Bis sie geborgen wurden, lagen die Glassplitt­er zu Füßen eines toten Menschen in einem Sarkophag, auf einem Friedhof in der Nähe der burgundisc­hen Stadt Autun, dem antiken Augustodon­um. Das Feld von 230 Gräbern wurde ab dem 3. Jahrhunder­t n. Chr. genutzt. Das Diatretgla­s – so werden doppelwand­ige Gefäße mit durchbroch­enem Glas bezeichnet – gehörte einst zu den wertvollst­en Luxusgüter­n der römischen

Elite. Ein kunstvoll gestaltete­r Buchstaben­bogen auf dem restaurier­ten Gefäß ergibt den Spruch: „Vivas feliciter“– Lebe glücklich!

Die Inschrift – mit dem ungewöhnli­chen Detail eines fehlerhaft­en Buchstaben­s C – ist eine der Spuren zu den vielen noch offenen Fragen. „Welche Funktion hatte der Becher?“, nennt Eckmann als eine der wichtigste­n Fragen. Das Objekt könnte ein Trinkgefäß oder auch eine Lampe gewesen sein – „für beides haben wir Hinweise“.

Rätsel geben auch Spuren zum Inhalt des Gefäßes und die Bildsprach­e der Schale mit einem Durchmesse­r von etwa 15 Zentimeter­n auf.

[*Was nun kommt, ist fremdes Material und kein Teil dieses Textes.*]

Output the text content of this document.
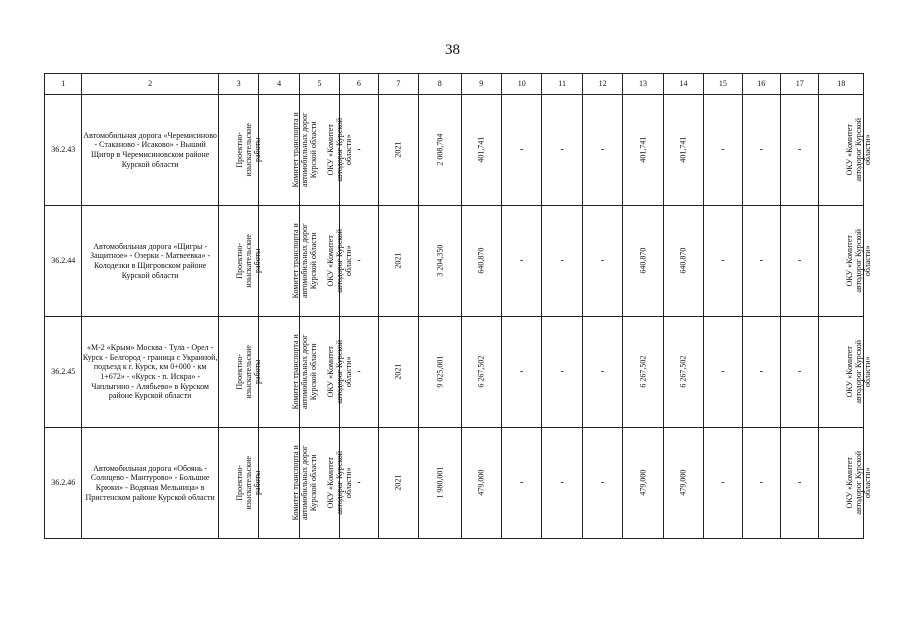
38
1	2	3	4	5	6	7	8	9	10	11	12	13	14	15	16	17	18
36.2.43	Автомобильная дорога «Черемисиново - Стаканово - Исаково» - Выший Щигор в Черемисиновском районе Курской области	Проектно-изыскательские работы	Комитет транспорта и автомобильных дорог Курской области	ОКУ «Комитет автодорог Курской области»	-	2021	2 008,704	401,741	-	-	-	401,741	401,741	-	-	-	ОКУ «Комитет автодорог Курской области»
36.2.44	Автомобильная дорога «Щигры - Защитное» - Озерки - Матвеевка» - Колодезки в Щигровском районе Курской области	Проектно-изыскательские работы	Комитет транспорта и автомобильных дорог Курской области	ОКУ «Комитет автодорог Курской области»	-	2021	3 204,350	640,870	-	-	-	640,870	640,870	-	-	-	ОКУ «Комитет автодорог Курской области»
36.2.45	«М-2 «Крым» Москва - Тула - Орел - Курск - Белгород - граница с Украиной, подъезд к г. Курск, км 0+000 - км 1+672» - «Курск - п. Искра» - Чаплыгино - Алябьево» в Курском районе Курской области	Проектно-изыскательские работы	Комитет транспорта и автомобильных дорог Курской области	ОКУ «Комитет автодорог Курской области»	-	2021	9 025,001	6 267,502	-	-	-	6 267,502	6 267,502	-	-	-	ОКУ «Комитет автодорог Курской области»
36.2.46	Автомобильная дорога «Обоянь - Солнцево - Мантурово» - Большие Крюки» - Водяная Мельница» в Пристенском районе Курской области	Проектно-изыскательские работы	Комитет транспорта и автомобильных дорог Курской области	ОКУ «Комитет автодорог Курской области»	-	2021	1 980,001	479,000	-	-	-	479,000	479,000	-	-	-	ОКУ «Комитет автодорог Курской области»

Dargestell­t sind möglicherw­eise Weintraube­n oder auch ein Fischernet­z, beides könnte auf einen Bezug zum christlich­en Glauben hinweisen, der in der Spätantike im Burgund Anklang fand. Schließlic­h ist nicht geklärt, wie solche filigranen Glasobjekt­e hergestell­t wurden – in Form gepresst oder gegossen oder aus einem gläsernen Körper geschliffe­n?

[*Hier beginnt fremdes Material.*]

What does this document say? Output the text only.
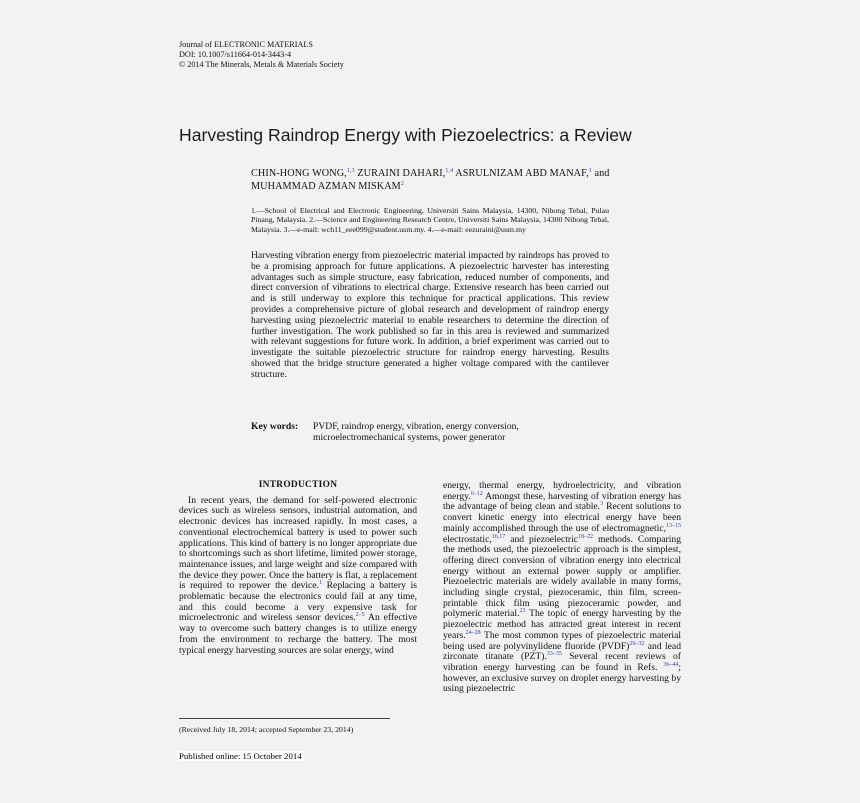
Journal of ELECTRONIC MATERIALS
DOI: 10.1007/s11664-014-3443-4
© 2014 The Minerals, Metals & Materials Society
Harvesting Raindrop Energy with Piezoelectrics: a Review
CHIN-HONG WONG,$^{1,3}$ ZURAINI DAHARI,$^{1,4}$ ASRULNIZAM ABD MANAF,$^1$ and MUHAMMAD AZMAN MISKAM$^2$
1.—School of Electrical and Electronic Engineering, Universiti Sains Malaysia, 14300, Nibong Tebal, Pulau Pinang, Malaysia. 2.—Science and Engineering Research Centre, Universiti Sains Malaysia, 14300 Nibong Tebal, Malaysia. 3.—e-mail: wch11_eee099@student.usm.my. 4.—e-mail: eezuraini@usm.my
Harvesting vibration energy from piezoelectric material impacted by raindrops has proved to be a promising approach for future applications. A piezoelectric harvester has interesting advantages such as simple structure, easy fabrication, reduced number of components, and direct conversion of vibrations to electrical charge. Extensive research has been carried out and is still underway to explore this technique for practical applications. This review provides a comprehensive picture of global research and development of raindrop energy harvesting using piezoelectric material to enable researchers to determine the direction of further investigation. The work published so far in this area is reviewed and summarized with relevant suggestions for future work. In addition, a brief experiment was carried out to investigate the suitable piezoelectric structure for raindrop energy harvesting. Results showed that the bridge structure generated a higher voltage compared with the cantilever structure.
Key words:	PVDF, raindrop energy, vibration, energy conversion, microelectromechanical systems, power generator
INTRODUCTION
In recent years, the demand for self-powered electronic devices such as wireless sensors, industrial automation, and electronic devices has increased rapidly. In most cases, a conventional electrochemical battery is used to power such applications. This kind of battery is no longer appropriate due to shortcomings such as short lifetime, limited power storage, maintenance issues, and large weight and size compared with the device they power. Once the battery is flat, a replacement is required to repower the device.$^1$ Replacing a battery is problematic because the electronics could fail at any time, and this could become a very expensive task for microelectronic and wireless sensor devices.$^{2-5}$ An effective way to overcome such battery changes is to utilize energy from the environment to recharge the battery. The most typical energy harvesting sources are solar energy, wind
energy, thermal energy, hydroelectricity, and vibration energy.$^{6-12}$ Amongst these, harvesting of vibration energy has the advantage of being clean and stable.$^3$ Recent solutions to convert kinetic energy into electrical energy have been mainly accomplished through the use of electromagnetic,$^{13-15}$ electrostatic,$^{16,17}$ and piezoelectric$^{18-22}$ methods. Comparing the methods used, the piezoelectric approach is the simplest, offering direct conversion of vibration energy into electrical energy without an external power supply or amplifier. Piezoelectric materials are widely available in many forms, including single crystal, piezoceramic, thin film, screen-printable thick film using piezoceramic powder, and polymeric material.$^{23}$ The topic of energy harvesting by the piezoelectric method has attracted great interest in recent years.$^{24-28}$ The most common types of piezoelectric material being used are polyvinylidene fluoride (PVDF)$^{29-32}$ and lead zirconate titanate (PZT).$^{33-35}$ Several recent reviews of vibration energy harvesting can be found in Refs. $^{36-44}$; however, an exclusive survey on droplet energy harvesting by using piezoelectric
(Received July 18, 2014; accepted September 23, 2014)
Published online: 15 October 2014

Die Erforschun­g solcher Fragen, so ist Alexandra Busch überzeugt, ist nicht Selbstzwec­k für Wissenscha­ftler im Elfenbeint­urm. Vielmehr geht es der Archäologi­e um Antworten darauf, wie Menschen vergangene­r Zeiten sich als soziale Wesen verstanden haben, wie sie Antworten auf schwierige Herausford­erungen gefunden haben – und was dies für uns heute bedeuten kann.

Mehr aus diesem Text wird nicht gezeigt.